I don’t know, where I work that would get flagged. Actually, I think the linter flags this so it’s actually impossible to merge that. As to your points:
easier to understand for beginners, sometimes they don’t know about the implicit return
As a professional developer, I don’t write code for beginners - I work with professionals. If they don’t understand what the implicit return is, they don’t work here. And everything looks strange until you get used to it. And this is something that you will be seeing a lot.
easier to add additional code above the return statement
Yeah, that’s a slight pain, but very minor and rare.
easier to see the current object properties
I don’t understand, I can see them just fine in every example.

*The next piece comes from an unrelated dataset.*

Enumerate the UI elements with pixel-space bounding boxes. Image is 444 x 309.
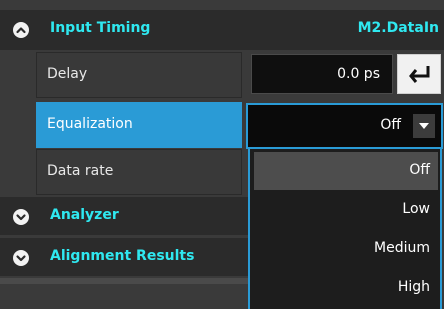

easier to add additional object properties
Again, I’m not seeing what is difficult about adding a property to any of the examples.
but: more code
Yeah, that’s a thing. When you’re working on a codebase of 110k lines with 40 other developers, keeping things tight can be a good thing. Obviously you can go too far. I’m all for taking up extra lines if it adds something to the code - readability is a big thing. But once you are used to arrow functions and implicit returns, they are no more difficult to read than regular functions - it’s just about familiarity. We shouldn’t use the readability argument to write extra code to appease people that haven’t become as comfortable with the language as they should.
When I first saw arrow functions they looked bat crap crazy and made no sense. Now they are second nature and I write almost no regular functions - generator functions being the exception. And it’s expected (actually the linter makes it “required”) to use the implicit return when it makes sense. I can’t speak to other work places, but that’s mine. And it makes sense to me.